Buying assets or an on-going business, or some or all of its assets, from a company while it is in Chapter 11 can be an excellent way of acquiring valuable assets free and clear of liens, claims, encumbrances and other interests. In fact, many Chapter 11 proceedings are commenced primarily, if not exclusively, to facilitate this type of sale.

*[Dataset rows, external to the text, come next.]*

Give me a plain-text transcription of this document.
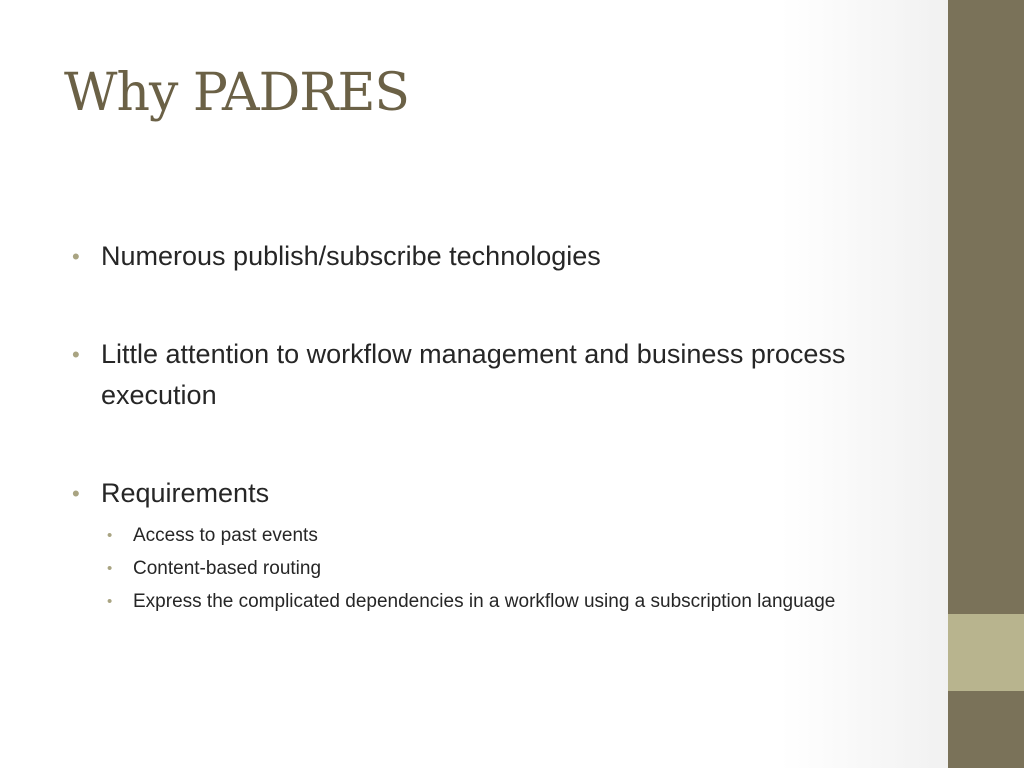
Why PADRES
• Numerous publish/subscribe technologies
• Little attention to workflow management and business process execution
• Requirements
• Access to past events
• Content-based routing
• Express the complicated dependencies in a workflow using a subscription language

A sale of assets of a Bankrupt Company (the “Debtor”) pursuant to Section 363 of the Bankruptcy Code, commonly referred to simply as a “363 Sale”, is a procedure1 to facilitate the sale of the Debtor’s assets within the context of the Debtor’s bankruptcy case. A 363 Sale allows the Debtor to fulfill its fiduciary obligations to its creditors and ownership by maximizing value and minimizing transaction costs. Purchasers, on the other hand, typically get enhanced value by proceeding quickly in oftentimes deteriorating circumstances, by obtaining the protections of a ““free and clear”2 sale order, and the enhanced finality of the sale. 363 sales can generally be effectuated much more quickly than sales through confirmed Chapter 11 plans.

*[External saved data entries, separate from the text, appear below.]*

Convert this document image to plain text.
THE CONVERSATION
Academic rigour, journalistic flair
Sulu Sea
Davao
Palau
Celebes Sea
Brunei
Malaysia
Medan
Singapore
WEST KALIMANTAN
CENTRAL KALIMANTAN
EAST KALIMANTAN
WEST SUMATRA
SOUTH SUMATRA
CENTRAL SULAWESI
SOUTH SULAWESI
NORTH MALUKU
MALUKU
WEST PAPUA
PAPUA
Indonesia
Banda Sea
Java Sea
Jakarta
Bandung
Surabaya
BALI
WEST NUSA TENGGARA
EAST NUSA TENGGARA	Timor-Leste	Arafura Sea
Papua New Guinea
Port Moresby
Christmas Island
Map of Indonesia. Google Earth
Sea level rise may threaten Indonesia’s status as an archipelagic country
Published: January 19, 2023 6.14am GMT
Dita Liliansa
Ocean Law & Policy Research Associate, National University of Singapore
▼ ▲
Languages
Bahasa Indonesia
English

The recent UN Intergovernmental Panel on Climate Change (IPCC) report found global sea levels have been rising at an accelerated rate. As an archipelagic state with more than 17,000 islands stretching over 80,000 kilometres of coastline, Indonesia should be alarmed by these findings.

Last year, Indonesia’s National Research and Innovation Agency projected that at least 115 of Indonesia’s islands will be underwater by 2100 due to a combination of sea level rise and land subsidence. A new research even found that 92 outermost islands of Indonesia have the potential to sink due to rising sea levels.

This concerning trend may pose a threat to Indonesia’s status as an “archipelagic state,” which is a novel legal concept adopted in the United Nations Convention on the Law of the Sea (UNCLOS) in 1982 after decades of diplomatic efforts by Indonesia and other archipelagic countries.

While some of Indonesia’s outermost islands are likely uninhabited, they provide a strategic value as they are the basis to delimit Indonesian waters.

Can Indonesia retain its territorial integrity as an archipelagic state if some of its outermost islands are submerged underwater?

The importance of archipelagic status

The Bankruptcy Court must approve a 363 Sale after notice of the sale is provided to all creditors and parties in interest of the Debtor. Depending on the transaction, there may be an auction with competing bidders. Once the purchaser or successful bidder is identified, the Bankruptcy Court conducts a hearing and at its conclusion, if the sale is approved by the Bankruptcy Court, the sale order is entered. One of the goals is to have the Bankruptcy Court find that the sale of the assets by the Debtor was for “fair consideration”, thus minimizing the risk of a fraudulent conveyance challenge. A finding by the Court that the sale was “in good faith” is also necessary to protect against reversal of the sale order on appeal. Section 363(m) protects sales made in “good faith” from reversal on appeal unless the court stays the implementation of the sale order while the appeal is pending, thus providing a degree of finality not available to purchasers outside of bankruptcy.

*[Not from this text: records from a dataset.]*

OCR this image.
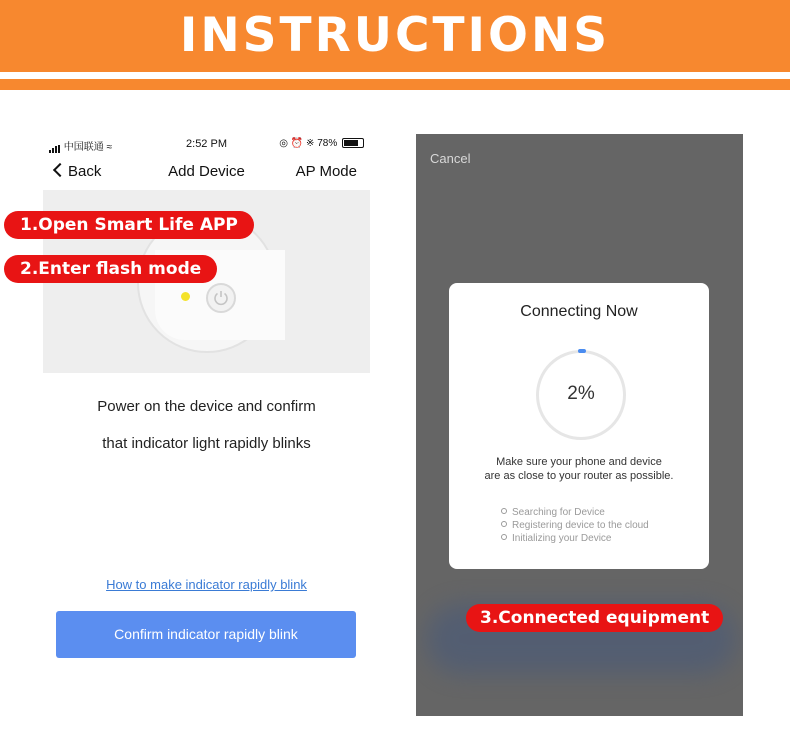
INSTRUCTIONS
中国联通 ≈	2:52 PM	◎ ⏰ ※ 78%
Back	Add Device	AP Mode
1.Open Smart Life APP
2.Enter flash mode
Power on the device and confirm
that indicator light rapidly blinks
How to make indicator rapidly blink
Confirm indicator rapidly blink
Cancel
Connecting Now
2%
Make sure your phone and device
are as close to your router as possible.
Searching for Device
Registering device to the cloud
Initializing your Device
3.Connected equipment
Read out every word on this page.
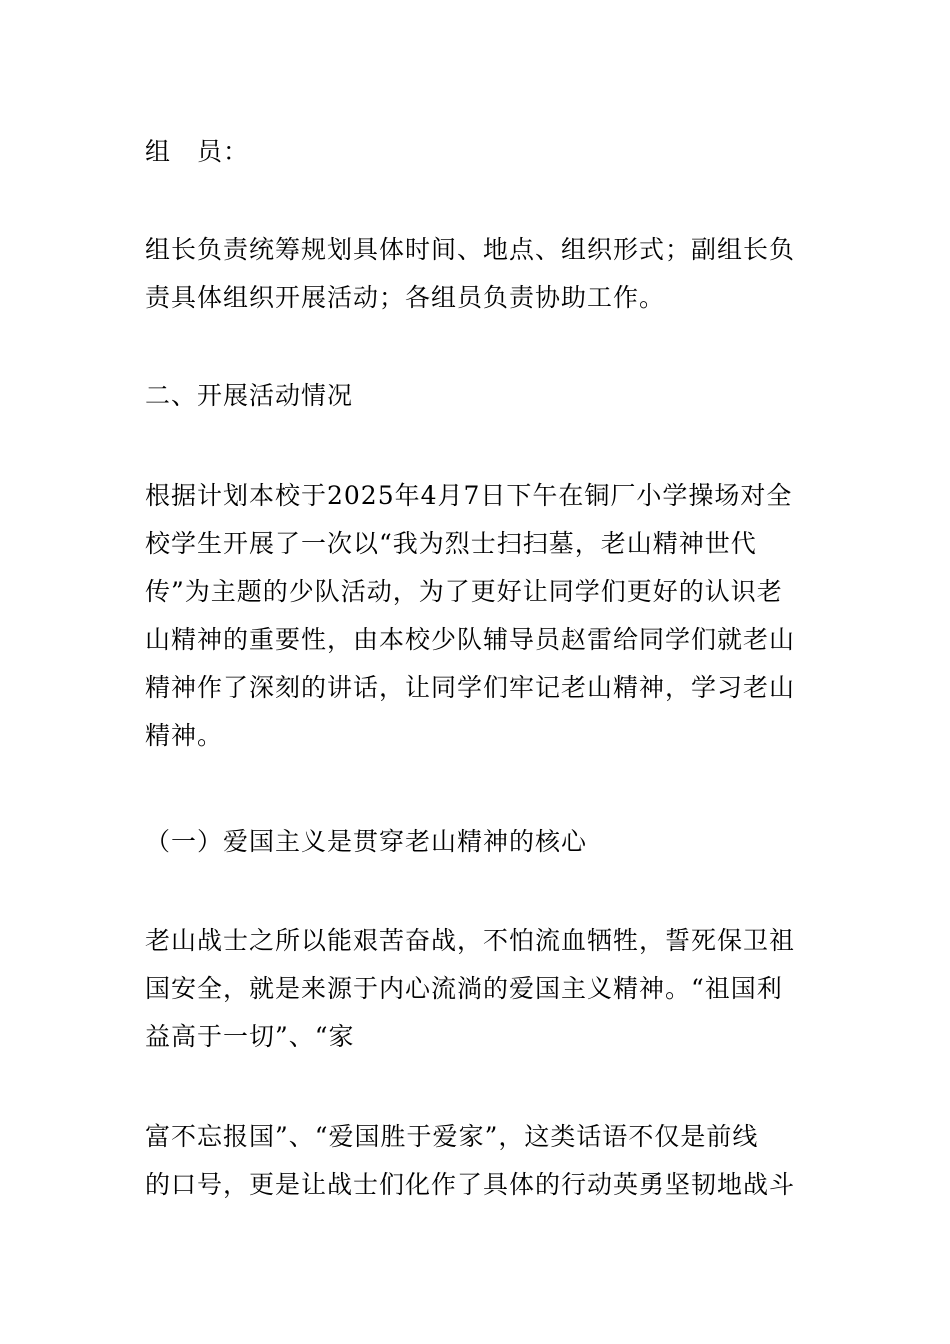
组　员：

组长负责统筹规划具体时间、地点、组织形式；副组长负
责具体组织开展活动；各组员负责协助工作。

二、开展活动情况

根据计划本校于2025年4月7日下午在铜厂小学操场对全
校学生开展了一次以“我为烈士扫扫墓，老山精神世代
传”为主题的少队活动，为了更好让同学们更好的认识老
山精神的重要性，由本校少队辅导员赵雷给同学们就老山
精神作了深刻的讲话，让同学们牢记老山精神，学习老山
精神。

（一）爱国主义是贯穿老山精神的核心

老山战士之所以能艰苦奋战，不怕流血牺牲，誓死保卫祖
国安全，就是来源于内心流淌的爱国主义精神。“祖国利
益高于一切”、“家

富不忘报国”、“爱国胜于爱家”，这类话语不仅是前线
的口号，更是让战士们化作了具体的行动英勇坚韧地战斗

Significantly, Section 363 also allows a Debtor to assign to the purchaser or a third party favorable unexpired leases or other executory contracts (contracts unperformed by both parties), while rejecting unfavorable unexpired leases or other executory contracts. The ability to selectively accept or reject executory contracts of the Debtor is one of the most attractive features of Chapter 11 as a whole, and can be accomplished through the 363 sale process.
While there are benefits to a 363 Sale, there are also limitations. First, a Section 363 Sale cannot be used to circumvent other requirements of Chapter 11. Oftentimes 363 Sales of substantially all of the assets of the Debtor are not approved because they appear to violate the rights of creditors which they might otherwise assert, as, for example, their right to vote for or against a Chapter 11 reorganization plan. Courts have struggled to differentiate between allowable 363 Sales and sales that appear to be disguised reorganization plans and therefore attention must be paid to this issue when structuring the sale transaction.
Another limitation is that potential purchasers may not like that the 363 Sale process takes place in a relatively transparent atmosphere of the bankruptcy case, with a risk of being overbid by a competing prospective purchaser.
Finally, and probably most significantly to purchasers, the “free and clear sale order” ultimately obtained as a result of the 363 Sale does not act as an absolute bar against the imposition of all future successor liability (e.g.for products liability claims).
While courts have developed several tests to determine whether a claim survives against a 363 Sale purchaser of assets of a Debtor as a “successor in interest”, a buyer can minimize the risk depending on the specific facts of each case by, for example, 1) building protections into the asset purchase agreement, 2) setting aside a reserve fund for unknown claims, and/or 3) discount the purchase price for possible significant unknown claims in amount to cover potential successor liability.
These potential hurdles can be addressed, however, and should not deter a potential purchaser from considering the acquisition of financially distressed assets. With advance planning, a transaction that maximizes value and fulfills the fiduciary obligations of both buyers and sellers can be structured under the provisions of Section 363 of the Bankruptcy Code, with the resulting benefits of speed in completing the transaction and the finality that comes with a 363 “free and clear sale” order.